C'est un message envoyé aux journaux. Sur la photocopie
d'une lettre que lui a adressée Danone, le 29 octobre
2015, P. a entouré les derniers prix du lait, et il a écrit
au-dessus deux mots au feutre : «À l'aide». À côté de la signature de
la directrice lait du groupe, il a ajouté : «le mépris des producteurs».
Avec la fin des quotas laitiers, le 1er avril 2015, les éleveurs sont
nombreux à attendre, comme P., une lettre de leur laiterie, qui
leur annoncera chaque mois leur prix. Un prix en chute libre. En
ouvrant les vannes de la production, il était mécanique que le lait
coulerait à flots, et que son prix baisserait, provoquant une nouvelle
crise sociale. Selon les estimations de l'Institut de l'élevage, un quart
des éleveurs dégagera en 2015 un revenu inférieur à 10 000 euros.
Cette crise n'était pas une surprise. Et pour les industriels, elle n'est
qu'un dégât collatéral. Un mal pour un bien : la restructuration.
Avec la fin des quotas, le lobby industriel vise aussi un basculement de
la production et de l'élevage vers de nouveaux modèles. Promouvoir
de la mécanisation, du grand troupeau, de la ferme géante. Et
approvisionner les tours de séchage de lait - l'outil de fabrication
de la poudre de lait - indispensables à l'exportation.

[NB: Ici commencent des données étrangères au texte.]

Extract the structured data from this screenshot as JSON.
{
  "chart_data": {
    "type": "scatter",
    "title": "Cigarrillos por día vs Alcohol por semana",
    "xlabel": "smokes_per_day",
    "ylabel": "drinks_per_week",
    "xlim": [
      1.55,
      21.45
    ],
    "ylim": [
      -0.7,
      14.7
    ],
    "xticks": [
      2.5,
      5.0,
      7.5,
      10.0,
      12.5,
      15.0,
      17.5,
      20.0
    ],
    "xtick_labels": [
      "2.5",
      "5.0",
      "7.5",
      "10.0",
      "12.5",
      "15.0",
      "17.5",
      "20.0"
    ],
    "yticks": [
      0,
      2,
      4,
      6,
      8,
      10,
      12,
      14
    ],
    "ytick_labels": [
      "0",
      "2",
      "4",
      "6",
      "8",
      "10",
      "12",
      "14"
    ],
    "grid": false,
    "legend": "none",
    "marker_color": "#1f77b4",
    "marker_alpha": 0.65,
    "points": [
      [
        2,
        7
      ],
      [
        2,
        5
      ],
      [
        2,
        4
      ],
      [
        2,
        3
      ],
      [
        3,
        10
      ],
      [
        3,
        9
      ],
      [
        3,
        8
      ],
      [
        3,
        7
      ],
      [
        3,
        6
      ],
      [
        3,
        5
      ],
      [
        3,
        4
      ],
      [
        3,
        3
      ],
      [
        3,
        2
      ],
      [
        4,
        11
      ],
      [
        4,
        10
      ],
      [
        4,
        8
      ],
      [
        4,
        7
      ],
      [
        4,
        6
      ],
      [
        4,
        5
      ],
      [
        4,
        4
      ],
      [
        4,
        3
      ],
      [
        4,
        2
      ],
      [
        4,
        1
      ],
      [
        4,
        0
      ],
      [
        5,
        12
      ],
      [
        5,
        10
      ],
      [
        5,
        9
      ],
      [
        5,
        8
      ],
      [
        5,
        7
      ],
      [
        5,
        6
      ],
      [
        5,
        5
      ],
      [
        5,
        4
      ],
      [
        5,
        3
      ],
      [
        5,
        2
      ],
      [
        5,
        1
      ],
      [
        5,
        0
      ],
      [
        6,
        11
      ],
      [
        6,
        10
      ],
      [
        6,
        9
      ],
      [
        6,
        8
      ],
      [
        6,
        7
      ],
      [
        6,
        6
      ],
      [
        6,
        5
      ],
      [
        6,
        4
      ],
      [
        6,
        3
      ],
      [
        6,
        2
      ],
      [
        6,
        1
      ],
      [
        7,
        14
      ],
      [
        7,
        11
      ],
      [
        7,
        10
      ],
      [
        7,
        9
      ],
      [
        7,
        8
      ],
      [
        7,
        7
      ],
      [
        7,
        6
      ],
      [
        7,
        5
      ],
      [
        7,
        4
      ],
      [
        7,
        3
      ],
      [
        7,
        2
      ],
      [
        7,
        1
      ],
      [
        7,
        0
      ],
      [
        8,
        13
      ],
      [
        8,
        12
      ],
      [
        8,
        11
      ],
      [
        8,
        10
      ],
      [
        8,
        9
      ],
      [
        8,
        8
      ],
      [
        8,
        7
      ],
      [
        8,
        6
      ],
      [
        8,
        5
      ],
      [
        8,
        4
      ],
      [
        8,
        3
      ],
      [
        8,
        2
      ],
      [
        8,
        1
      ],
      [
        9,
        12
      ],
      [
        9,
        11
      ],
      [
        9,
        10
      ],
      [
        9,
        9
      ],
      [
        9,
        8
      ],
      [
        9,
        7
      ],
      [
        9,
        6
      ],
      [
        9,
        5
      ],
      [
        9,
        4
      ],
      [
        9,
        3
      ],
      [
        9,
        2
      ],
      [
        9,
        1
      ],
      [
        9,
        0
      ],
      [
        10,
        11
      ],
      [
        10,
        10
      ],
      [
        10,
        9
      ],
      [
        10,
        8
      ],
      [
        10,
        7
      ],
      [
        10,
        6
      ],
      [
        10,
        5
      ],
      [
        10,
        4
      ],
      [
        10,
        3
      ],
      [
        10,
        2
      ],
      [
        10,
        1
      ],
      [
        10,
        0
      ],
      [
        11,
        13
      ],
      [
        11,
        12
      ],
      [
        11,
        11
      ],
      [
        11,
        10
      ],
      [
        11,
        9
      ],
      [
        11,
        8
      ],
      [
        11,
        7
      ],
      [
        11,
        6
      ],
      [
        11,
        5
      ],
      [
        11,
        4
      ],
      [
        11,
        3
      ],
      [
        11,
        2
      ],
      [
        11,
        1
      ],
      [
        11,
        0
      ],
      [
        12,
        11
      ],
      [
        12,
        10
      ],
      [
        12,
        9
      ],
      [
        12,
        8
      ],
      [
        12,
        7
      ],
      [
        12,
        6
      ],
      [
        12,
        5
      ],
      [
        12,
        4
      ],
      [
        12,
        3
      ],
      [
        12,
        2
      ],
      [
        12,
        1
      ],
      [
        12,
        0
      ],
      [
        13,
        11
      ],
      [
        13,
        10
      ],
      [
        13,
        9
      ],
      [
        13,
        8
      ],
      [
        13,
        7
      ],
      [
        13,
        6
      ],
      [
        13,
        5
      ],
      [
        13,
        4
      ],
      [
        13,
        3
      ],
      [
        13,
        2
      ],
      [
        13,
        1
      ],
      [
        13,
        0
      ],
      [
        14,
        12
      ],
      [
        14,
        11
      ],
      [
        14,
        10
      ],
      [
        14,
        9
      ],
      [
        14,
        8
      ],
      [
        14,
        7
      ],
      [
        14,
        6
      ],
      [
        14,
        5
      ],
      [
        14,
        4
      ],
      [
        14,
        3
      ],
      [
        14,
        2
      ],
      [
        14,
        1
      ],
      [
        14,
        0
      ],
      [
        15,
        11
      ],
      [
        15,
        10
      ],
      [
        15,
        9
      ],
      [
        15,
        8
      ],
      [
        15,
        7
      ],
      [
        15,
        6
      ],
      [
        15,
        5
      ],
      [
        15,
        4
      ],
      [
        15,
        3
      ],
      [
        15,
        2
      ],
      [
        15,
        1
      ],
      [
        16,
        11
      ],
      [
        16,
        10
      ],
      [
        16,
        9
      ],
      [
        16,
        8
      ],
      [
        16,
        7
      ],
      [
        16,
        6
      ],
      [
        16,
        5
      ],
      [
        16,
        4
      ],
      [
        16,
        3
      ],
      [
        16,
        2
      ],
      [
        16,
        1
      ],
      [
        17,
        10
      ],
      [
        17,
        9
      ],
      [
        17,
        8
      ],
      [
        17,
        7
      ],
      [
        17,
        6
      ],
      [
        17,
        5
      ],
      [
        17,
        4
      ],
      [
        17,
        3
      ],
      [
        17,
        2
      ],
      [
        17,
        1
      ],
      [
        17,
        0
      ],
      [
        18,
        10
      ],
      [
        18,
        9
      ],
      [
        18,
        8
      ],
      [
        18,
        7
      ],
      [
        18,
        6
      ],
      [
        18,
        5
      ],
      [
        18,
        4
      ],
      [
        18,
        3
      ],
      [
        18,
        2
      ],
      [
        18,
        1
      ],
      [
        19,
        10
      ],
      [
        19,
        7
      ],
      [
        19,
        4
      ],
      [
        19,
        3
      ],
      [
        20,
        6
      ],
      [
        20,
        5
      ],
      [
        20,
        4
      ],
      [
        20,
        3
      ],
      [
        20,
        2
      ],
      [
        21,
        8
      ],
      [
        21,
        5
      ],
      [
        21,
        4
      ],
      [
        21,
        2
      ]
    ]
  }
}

«Le lait, c'est la vie» ? En dépit de ce que nous rappellent sans
cesse les publicités préconisant la consommation de «trois produits
laitiers par jour», le lait, c'est avant tout un vaste marché, et des
firmes qui en profitent. Les multinationales du lait n'hésitent pas à
se coaliser en cartels face à la grande distribution, à tenter de faire
plier les filières fromagères de qualité, et à imposer au ministère de la
Santé leur feuille route pour l'étiquetage nutritionnel des aliments.
Les projets d'expansion du lobby du lait dans l'économie mondialisée
paraissent aveugles et sans limites. Et leurs ravages, inévitables.
À moins qu'un vrai débat ne s'engage.